Personally, when I listen to EDM, I hear what I've long referred to as "fucking computer noises." And I feel like that's a fair assessment. Where Industrial music had a strong emphasis on the visceral - percussive pieces based on the banging, scratching, rending of metals, live performance of the overtly sexual and/or violent - EDM is deeply internalized within a laptop. Excluding artists such as Pretty Lights or Daft Punk, who sample existing songs, or record their own instrumental samples, EDM is largely the layered oscillators in FruityLoops. Outside of the studio, the performance aspects of EDM are focused on automated lights shows or laser effects, rather than the actual execution of the music being performed (if it is even being performed). Distribution is also mostly ephemeral for EDM, with Nielsen Music reporting that EDM made up 6.8% of total streaming purchases compared to EDM's 3.4% total market share. All of this points to the sociological shift in a society going from an industrial to post-industrial economy. Where our economy is now information-based, it makes sense that our music should be composed in 0s and 1s, and that our primary means of acquiring it should be over the internet. The rebirth of vinyl I think supports this; with our focus on the cloud and data, physical objects now have the fetish value we associate with LPs.

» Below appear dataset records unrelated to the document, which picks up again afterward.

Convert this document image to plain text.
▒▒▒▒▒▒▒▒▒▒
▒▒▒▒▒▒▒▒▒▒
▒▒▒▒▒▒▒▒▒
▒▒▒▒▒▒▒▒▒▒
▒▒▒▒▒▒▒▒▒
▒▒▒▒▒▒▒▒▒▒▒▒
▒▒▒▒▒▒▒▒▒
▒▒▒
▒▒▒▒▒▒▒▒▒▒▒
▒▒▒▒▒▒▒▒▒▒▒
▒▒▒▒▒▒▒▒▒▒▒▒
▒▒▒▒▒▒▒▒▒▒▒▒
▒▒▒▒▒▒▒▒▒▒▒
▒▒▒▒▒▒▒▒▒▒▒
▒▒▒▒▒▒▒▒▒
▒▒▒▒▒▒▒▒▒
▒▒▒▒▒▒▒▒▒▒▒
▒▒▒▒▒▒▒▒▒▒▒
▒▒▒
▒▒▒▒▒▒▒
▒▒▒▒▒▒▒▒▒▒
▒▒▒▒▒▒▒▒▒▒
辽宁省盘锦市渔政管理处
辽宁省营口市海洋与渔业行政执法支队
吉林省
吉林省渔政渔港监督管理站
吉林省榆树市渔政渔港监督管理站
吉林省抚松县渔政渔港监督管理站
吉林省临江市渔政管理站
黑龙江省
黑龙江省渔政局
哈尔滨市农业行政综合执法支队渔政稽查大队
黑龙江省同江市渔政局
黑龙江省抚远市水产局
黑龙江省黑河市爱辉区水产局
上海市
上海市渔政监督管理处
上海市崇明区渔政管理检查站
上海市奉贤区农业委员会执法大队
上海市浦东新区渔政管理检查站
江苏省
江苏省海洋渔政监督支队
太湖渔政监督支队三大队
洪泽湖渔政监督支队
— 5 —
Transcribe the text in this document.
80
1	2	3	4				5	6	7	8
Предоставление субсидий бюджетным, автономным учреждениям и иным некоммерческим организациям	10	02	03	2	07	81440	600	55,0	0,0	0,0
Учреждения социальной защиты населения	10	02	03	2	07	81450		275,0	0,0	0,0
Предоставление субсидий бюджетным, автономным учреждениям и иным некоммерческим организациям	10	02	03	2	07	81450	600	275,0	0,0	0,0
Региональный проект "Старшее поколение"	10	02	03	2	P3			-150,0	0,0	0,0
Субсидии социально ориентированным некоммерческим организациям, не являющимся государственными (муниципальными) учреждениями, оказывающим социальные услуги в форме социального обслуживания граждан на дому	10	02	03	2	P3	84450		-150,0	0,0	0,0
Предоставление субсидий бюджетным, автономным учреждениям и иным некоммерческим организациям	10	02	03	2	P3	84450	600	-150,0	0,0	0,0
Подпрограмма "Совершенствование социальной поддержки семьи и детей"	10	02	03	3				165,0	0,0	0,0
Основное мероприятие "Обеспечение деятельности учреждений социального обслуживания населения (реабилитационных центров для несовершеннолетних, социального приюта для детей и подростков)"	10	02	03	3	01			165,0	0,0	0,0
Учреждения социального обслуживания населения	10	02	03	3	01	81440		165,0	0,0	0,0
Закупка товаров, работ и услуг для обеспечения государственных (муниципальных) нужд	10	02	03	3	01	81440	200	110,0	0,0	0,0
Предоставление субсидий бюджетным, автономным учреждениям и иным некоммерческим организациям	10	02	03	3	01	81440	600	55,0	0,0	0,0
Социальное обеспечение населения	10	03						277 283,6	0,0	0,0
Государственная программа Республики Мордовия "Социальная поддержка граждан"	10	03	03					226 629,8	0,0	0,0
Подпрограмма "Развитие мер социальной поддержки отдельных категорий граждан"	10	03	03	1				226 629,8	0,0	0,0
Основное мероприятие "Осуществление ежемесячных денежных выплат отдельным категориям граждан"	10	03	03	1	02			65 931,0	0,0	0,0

EDM does share some similarities with Industrial music's angst, though interacts with them differently. EDM culture embraces the sex and violence of Industrial through its fashion (have you seen what people wear to these things?) and the raw volume/power/violence of "the drop," and treats these elements as positives, as opposed to boundaries or buttons to push and alienate the audience (or perhaps its more a matter of the sex and violence moving from the stage to the audience). Further, there's an interesting divide between performer and audience that industrial musicians played with that's also present in EDM. As I mentioned before, some of the main performance aspects of a EDM concert are the lights/lasers, members of the audience doing light gloves/hula-hoops/etc., and of course the music being played, but not the performance of that music. A DJ hunched over a laptop or beat pad, stuck behind a table isn't the point of the show. There's no camera shooting down at them so you can see what the performer is doing to create the music. The performer is largely alienated from the audience. Certain performers challenge this such as Daft Punk or deadmau5, with distinctive styles the performers don in live settings, but even in those cases their personas act as more of a master of ceremonies than as live artist.
Essentially, I feel as though EDM is emblematic of the ephemeral post-industrial society. A society built on information, and distributed through the internet, and a culture more focused on itself than what's going on in front of it.